Mittwoch, 16. Dezember 2020
Martin Hagen
Michael Brück, früher Dortmund, jetzt Chemnitz
Michael Brück, früher Dortmund, jetzt Chemnitz
Die Flyer, die Anwohner der Chemnitzer Margaretenstraße am Freitagmorgen aus ihren Briefkästen fischten, dürften sich von der üblichen Reklame absetzen: Gegner der rechtsextremen Szene haben in der Nacht Flugblätter verteilt, die auf zwei neonazistische Nachbarn hinweisen. Ziel des „Outings“: Michael Brück und Marvin E. Im beschaulichen Wohnviertel im Chemnitzer Nordosten haben sich zwei militante Neonazi-Kader niedergelassen.

Wer sind die Zugezogenen?

Michael Brück gilt als einer der führenden Köpfe der deutschen Neonazi-Szene. Brück stammt aus Bergisch Gladbach und ist seit Jahren in diversen rechtsextremen Strukturen aktiv: Schon während seiner Jugend schloss sich Brück der NPD-Jugend an und bewegte sich später mit der „Aktionsgruppe Rheinland“ im Umfeld der sogenannten Autonomen Nationalisten. 2008 schloss der junge Neonazi sich nach seinem Umzug dem „Nationalen Widerstand Dortmund“ (NWDO) an. Brück steigt innerhalb der Dortmunder Szene auf und als 2012 das Vereinsverbot gegen die Kameradschaft erlassen wird, gründet er mit anderen Gleichgesinnten die Splitterpartei „Die Rechte“. Mit medial inszenierten Aktionen machen die nordrhein-westfälischen Rechtsextremisten immer wieder Schlagzeilen, etwa als sie 2015 als Bürgerwehr Homosexuelle bedrohten. Begleitet wird der Hass mit der Kamera und verbreitet über die sozialen Medien. Als stellvertretender Parteivorsitzender und zwischenzeitlich auch im Dortmunder Stadtrat suchte Brück auch die Bühne der Lokalpolitik. Der Neonazi gilt als umtriebiger Akteur der Szene. Über Jahre verantwortete Brück einen rechtsextremen Online-Shop, erreichbar unter „antisem.it“ - eine Adresse, die wenig Interpretationsspielraum lässt. Heute vermarktet er in einem ähnlichen Versandhandel.

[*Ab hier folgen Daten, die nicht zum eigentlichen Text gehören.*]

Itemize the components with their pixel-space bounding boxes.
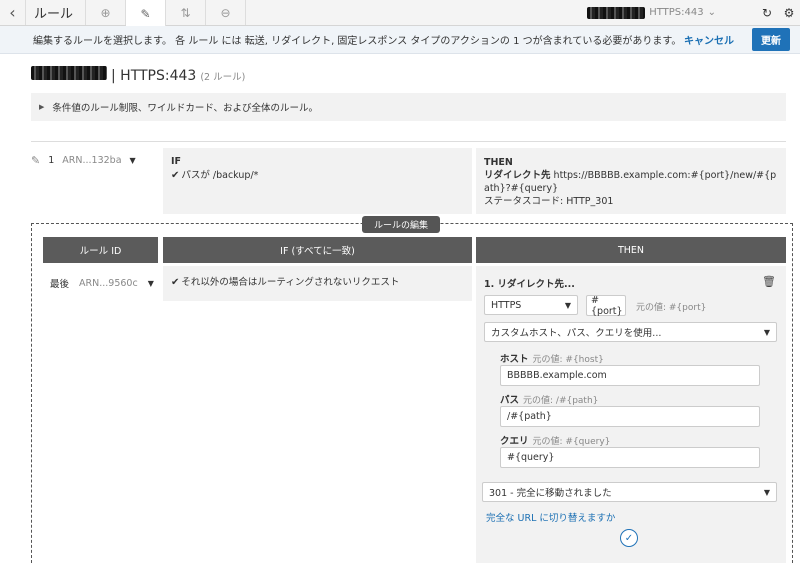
- rule-limits-text: 条件値のルール制限、ワイルドカード、および全体のルール。: [52, 103, 319, 114]
- host-hint: 元の値: #{host}: [532, 355, 604, 365]
- listener-selector-label: HTTPS:443: [649, 7, 704, 18]
- edit-rule-arn: ARN...9560c: [79, 277, 138, 289]
- column-if: IF (すべてに一致): [163, 237, 472, 263]
- rule-count: (2 ルール): [200, 72, 246, 83]
- trash-icon[interactable]: 🗑: [762, 275, 776, 288]
- divider: [31, 141, 786, 142]
- listener-name: | HTTPS:443: [111, 68, 197, 84]
- edit-rule-label: ルールの編集: [362, 216, 441, 233]
- status-code-value: 301 - 完全に移動されました: [489, 488, 612, 499]
- edit-rule-meta: 最後 ARN...9560c ▼: [50, 276, 154, 291]
- redirect-mode-value: カスタムホスト、パス、クエリを使用...: [491, 328, 662, 339]
- redirect-label: リダイレクト先: [484, 170, 551, 181]
- action-title: 1. リダイレクト先...: [484, 279, 575, 290]
- caret-right-icon: ▶: [39, 103, 45, 111]
- rule-if-cell: IF ✔ パスが /backup/*: [163, 148, 472, 214]
- arn-dropdown-icon[interactable]: ▼: [148, 279, 154, 288]
- cancel-button[interactable]: キャンセル: [684, 32, 734, 47]
- path-input[interactable]: /#{path}: [500, 406, 760, 427]
- rule-limits-expander[interactable]: ▶ 条件値のルール制限、ワイルドカード、および全体のルール。: [31, 93, 786, 121]
- query-input[interactable]: #{query}: [500, 447, 760, 468]
- host-input[interactable]: BBBBB.example.com: [500, 365, 760, 386]
- listener-selector[interactable]: HTTPS:443 ⌄: [587, 0, 756, 25]
- query-hint: 元の値: #{query}: [532, 437, 611, 447]
- rule-then-cell: THEN リダイレクト先 https://BBBBB.example.com:#…: [476, 148, 786, 214]
- rule-meta: ✎ 1 ARN...132ba ▼: [31, 154, 136, 167]
- top-toolbar: ‹ ルール ⊕ ✎ ⇅ ⊖ HTTPS:443 ⌄ ↻ ⚙: [0, 0, 800, 27]
- listener-header: | HTTPS:443 (2 ルール): [31, 66, 245, 84]
- protocol-select[interactable]: HTTPS ▼: [484, 295, 578, 315]
- edit-if-cell: ✔ それ以外の場合はルーティングされないリクエスト: [163, 266, 472, 301]
- default-condition: それ以外の場合はルーティングされないリクエスト: [181, 277, 400, 288]
- arn-dropdown-icon[interactable]: ▼: [130, 156, 136, 165]
- redirect-status: ステータスコード: HTTP_301: [484, 196, 614, 207]
- edit-rule-icon[interactable]: ✎: [126, 0, 166, 27]
- settings-icon[interactable]: ⚙: [778, 0, 800, 25]
- rule-number: 1: [48, 155, 55, 166]
- redacted-name: [587, 6, 646, 19]
- redacted-lb-name: [31, 66, 107, 80]
- update-button[interactable]: 更新: [752, 28, 790, 51]
- redirect-mode-select[interactable]: カスタムホスト、パス、クエリを使用... ▼: [484, 322, 777, 342]
- path-label-text: パス: [500, 395, 520, 406]
- chevron-down-icon: ▼: [763, 487, 770, 497]
- rule-row-1: ✎ 1 ARN...132ba ▼ IF ✔ パスが /backup/* THEN…: [0, 148, 800, 214]
- chevron-down-icon: ▼: [564, 300, 571, 310]
- toolbar-title: ルール: [26, 0, 86, 25]
- then-heading: THEN: [484, 157, 513, 168]
- rule-position: 最後: [50, 279, 70, 290]
- if-heading: IF: [171, 156, 182, 167]
- path-hint: 元の値: /#{path}: [523, 396, 599, 406]
- confirm-check-icon[interactable]: ✓: [620, 529, 638, 547]
- reorder-rules-icon[interactable]: ⇅: [166, 0, 206, 25]
- path-label: パス 元の値: /#{path}: [500, 392, 598, 406]
- add-rule-icon[interactable]: ⊕: [86, 0, 126, 25]
- instruction-banner: 編集するルールを選択します。 各 ルール には 転送, リダイレクト, 固定レス…: [0, 26, 800, 54]
- host-label-text: ホスト: [500, 354, 529, 365]
- chevron-down-icon: ▼: [763, 327, 770, 337]
- status-code-select[interactable]: 301 - 完全に移動されました ▼: [482, 482, 777, 502]
- protocol-value: HTTPS: [491, 299, 522, 311]
- check-icon: ✔: [171, 277, 180, 288]
- chevron-down-icon: ⌄: [707, 7, 716, 18]
- back-icon[interactable]: ‹: [0, 0, 26, 25]
- query-label: クエリ 元の値: #{query}: [500, 433, 610, 447]
- column-then: THEN: [476, 237, 786, 263]
- rule-arn: ARN...132ba: [62, 155, 122, 166]
- edit-then-cell: 1. リダイレクト先... 🗑 HTTPS ▼ #{port} 元の値: #{p…: [476, 266, 786, 563]
- query-label-text: クエリ: [500, 436, 529, 447]
- delete-rule-icon[interactable]: ⊖: [206, 0, 246, 25]
- host-label: ホスト 元の値: #{host}: [500, 351, 604, 365]
- port-input[interactable]: #{port}: [586, 295, 626, 317]
- pencil-icon[interactable]: ✎: [31, 154, 40, 167]
- column-rule-id: ルール ID: [43, 237, 158, 263]
- switch-to-full-url-link[interactable]: 完全な URL に切り替えますか: [486, 510, 615, 524]
- rule-condition: パスが /backup/*: [181, 170, 259, 181]
- refresh-icon[interactable]: ↻: [756, 0, 778, 25]
- instruction-text: 編集するルールを選択します。 各 ルール には 転送, リダイレクト, 固定レス…: [33, 36, 682, 47]
- port-hint: 元の値: #{port}: [636, 303, 707, 313]
- check-icon: ✔: [171, 170, 180, 181]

„Produkte für den politischen Umsturz“

Marvin E. steht weniger in der Öffentlichkeit. Der Dortmunder ist eng vernetzt im extrem rechten Kampfsport-Milieu: Fotos zeigen ihn im April 2019 als Kämpfer beim „Pro Patria Fest“, einem neonazistischen Martial-Arts-Turnier in Athen. Damals begleitete ihn unter anderem Alexander Deptolla. Der Neonazi ist einer der führenden Köpfe hinter dem „Kampf der Nibelungen“, dem bundesweit führenden Kampfsportevent der rechtsextremen Szene. Im April 2020 besuchte E. zusammen mit Tim K. eine Kundgebung gegen die Corona-Maßnahmen in Chemnitz. K. wiederum tritt als Organisator des rechtsextremen Kampfsportevents „Tiwaz“ auf. Die Wege im rechten Kampfsport sind kurz.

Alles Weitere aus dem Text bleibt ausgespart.